The old Right-Left divide

In terms of politics in contrast, a great change appears to finally to be on the way, after three decades of Socialists and conservatives taking turns in power. The novelty is not the nationalist candidate, Marine Le Pen. To be sure, the Front National is, after a slow and unsteady rise since the 1980s, reaching unprecedented heights. In 2017, it is almost taken for granted that Le Pen will reach the second round of the presidential elections, whereas her father Jean-Marie’s achievement of the same in 2002 was considered a national trauma. But Marine Le Pen only commands about a quarter of the electorate and her acerbic criticisms are nothing new in French politics.
Rather, the novelty is with the strange and meteoric rise of Emmanuel Macron, a former financial banker and economy minister in the Socialist government (crucially, he himself was not a party member). He is now running as an independent candidate. Macron may well beat the conservative candidate who might otherwise naturally replace Hollande: François Fillon, who has suffered however from corruption scandals. The Socialist candidate Benoît Hamon, who represents a left-wing turn, has proposed exotic measures such as a universal basic income and a tax on robots. He is floundering in the polls and may well be beaten by the far-left Jean-Luc Mélenchon.
Macron has received enthusiastic support from many members of the French establishment, including the right-wing liberal Alain Minc, intellectuals such as Bernard-Henri Lévy and Jacques Attali, newspaper and fashion mogul Pierre Bergé, the left/green gadfly Daniel Cohn-Bendit, and even the former leader of the French Communist Party, Robert Hue. A strange coalition, one might say, but one reflecting many French people’s frustration with the old conservative-Socialist duopoly.
While all the other major candidates have either bashed the EU or pledged to violate the 3% deficit rule, Macron alone is putting forth a strong defence of the European project. He has praised German Chancellor Angela Merkel’s welcoming over a million migrants to Europe. There are hopes that his leadership could allow for a revival of the old Franco-German motor and a setting of the EU back on track.

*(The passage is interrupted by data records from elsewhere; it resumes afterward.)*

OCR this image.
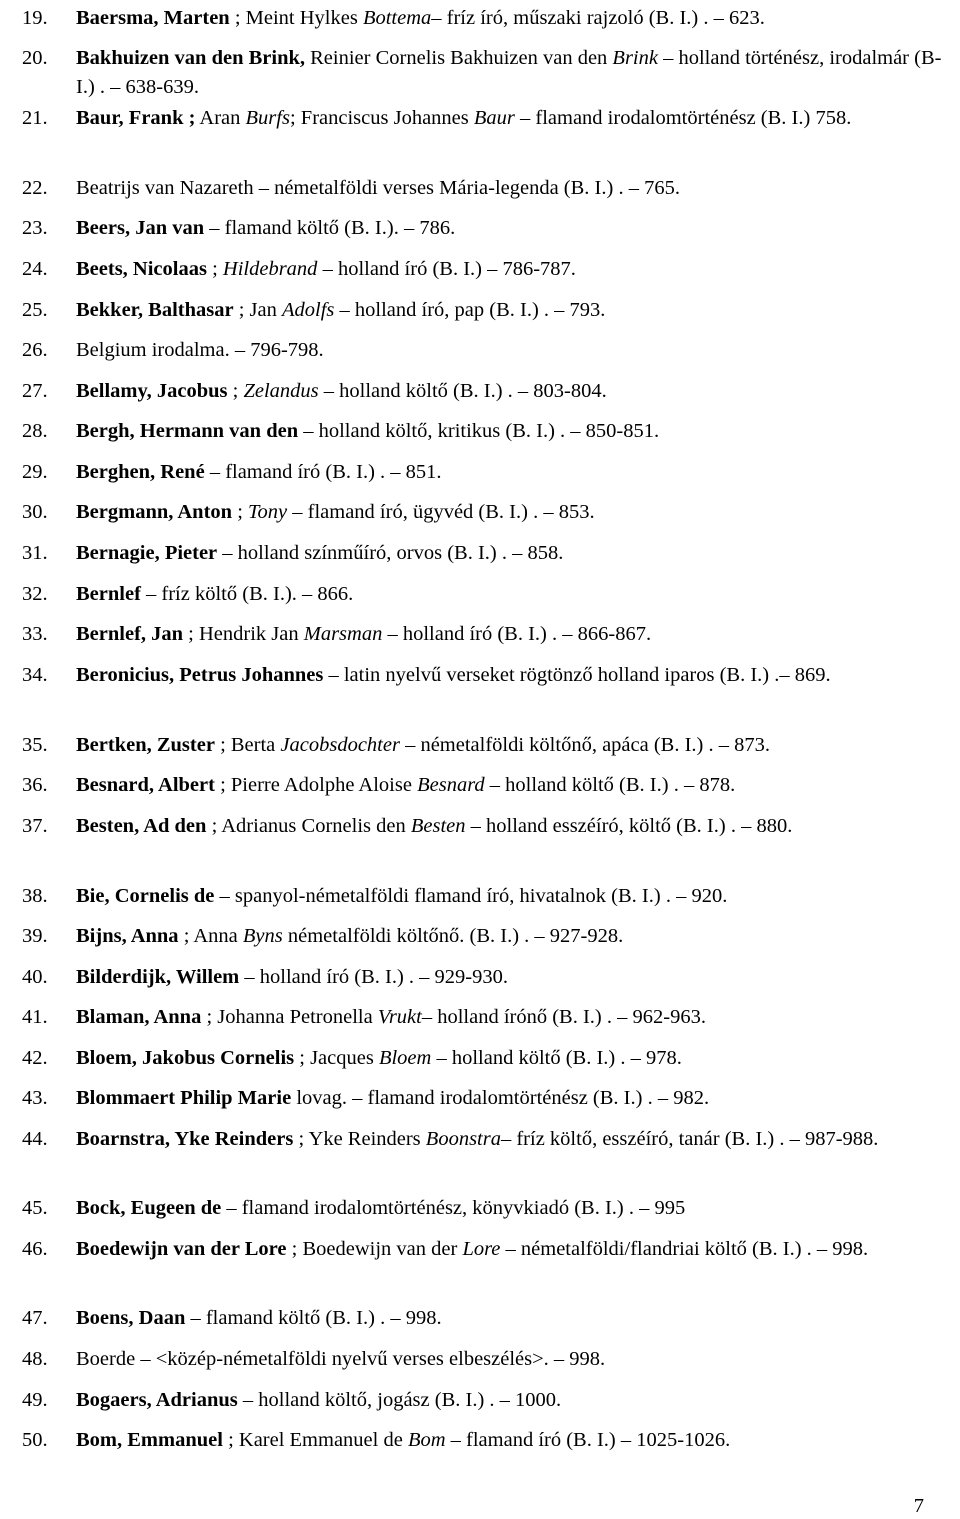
19. Baersma, Marten ; Meint Hylkes Bottema– fríz író, műszaki rajzoló (B. I.) . – 623.
20. Bakhuizen van den Brink, Reinier Cornelis Bakhuizen van den Brink – holland történész, irodalmár (B- I.) . – 638-639.
21. Baur, Frank ; Aran Burfs; Franciscus Johannes Baur – flamand irodalomtörténész (B. I.) 758.
22. Beatrijs van Nazareth – németalföldi verses Mária-legenda (B. I.) . – 765.
23. Beers, Jan van – flamand költő (B. I.). – 786.
24. Beets, Nicolaas ; Hildebrand – holland író (B. I.) – 786-787.
25. Bekker, Balthasar ; Jan Adolfs – holland író, pap (B. I.) . – 793.
26. Belgium irodalma. – 796-798.
27. Bellamy, Jacobus ; Zelandus – holland költő (B. I.) . – 803-804.
28. Bergh, Hermann van den – holland költő, kritikus (B. I.) . – 850-851.
29. Berghen, René – flamand író (B. I.) . – 851.
30. Bergmann, Anton ; Tony – flamand író, ügyvéd (B. I.) . – 853.
31. Bernagie, Pieter – holland színműíró, orvos (B. I.) . – 858.
32. Bernlef – fríz költő (B. I.). – 866.
33. Bernlef, Jan ; Hendrik Jan Marsman – holland író (B. I.) . – 866-867.
34. Beronicius, Petrus Johannes – latin nyelvű verseket rögtönző holland iparos (B. I.) .– 869.
35. Bertken, Zuster ; Berta Jacobsdochter – németalföldi költőnő, apáca (B. I.) . – 873.
36. Besnard, Albert ; Pierre Adolphe Aloise Besnard – holland költő (B. I.) . – 878.
37. Besten, Ad den ; Adrianus Cornelis den Besten – holland esszéíró, költő (B. I.) . – 880.
38. Bie, Cornelis de – spanyol-németalföldi flamand író, hivatalnok (B. I.) . – 920.
39. Bijns, Anna ; Anna Byns németalföldi költőnő. (B. I.) . – 927-928.
40. Bilderdijk, Willem – holland író (B. I.) . – 929-930.
41. Blaman, Anna ; Johanna Petronella Vrukt– holland írónő (B. I.) . – 962-963.
42. Bloem, Jakobus Cornelis ; Jacques Bloem – holland költő (B. I.) . – 978.
43. Blommaert Philip Marie lovag. – flamand irodalomtörténész (B. I.) . – 982.
44. Boarnstra, Yke Reinders ; Yke Reinders Boonstra– fríz költő, esszéíró, tanár (B. I.) . – 987-988.
45. Bock, Eugeen de – flamand irodalomtörténész, könyvkiadó (B. I.) . – 995
46. Boedewijn van der Lore ; Boedewijn van der Lore – németalföldi/flandriai költő (B. I.) . – 998.
47. Boens, Daan – flamand költő (B. I.) . – 998.
48. Boerde – <közép-németalföldi nyelvű verses elbeszélés>. – 998.
49. Bogaers, Adrianus – holland költő, jogász (B. I.) . – 1000.
50. Bom, Emmanuel ; Karel Emmanuel de Bom – flamand író (B. I.) – 1025-1026.
7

Vague Macron, Unlikely Marine Le Pen

There are also signs of weakness however. Macron supports the creation of a Eurozone Parliament and budget to lead policymaking in the currency area, but then so did his mentor Hollande. Critics have faulted Macron for vagueness and indeed he has only last month presented a political programme. The latter includes promises of increasing the purchasing power of workers and punishing companies for excessively using fixed-term contracts. Whatever the merits of these measures, they would likely do harm to France’s finances and competitiveness. Furthermore, there will be parliamentary elections after the presidential ones and it is not at all clear who will hold a majority there and whether they would be happy to work with a president Macron.
Despite the shock of the Brexit referendum and of U.S. President Donald Trump’s election, Le Pen’s winning the French elections still seems supremely unlikely. Put simply, most French people are put off by her aggressive rhetoric and her revolutionary programme, which would include secession from the Eurozone, with all the economic uncertainty that would entail. Macron or Fillon seem like the most likely winners.
France’s situation is by no means catastrophic. Her mediocre performance is quite in line with the Eurozone as a whole, rather better than Italy, significantly worse than Germany. Economically, France has lived with doubled digit unemployment and reluctant reform-making for much of the last three decades. Politically, we may be on the verge of a breakthrough that would replace the old conservative-Socialist divide by one between nationalists and internationalists. Then again, as has often been said in French politics: Plus ça change, plus c’est la même chose ! (The more things change, the more they stay the same!)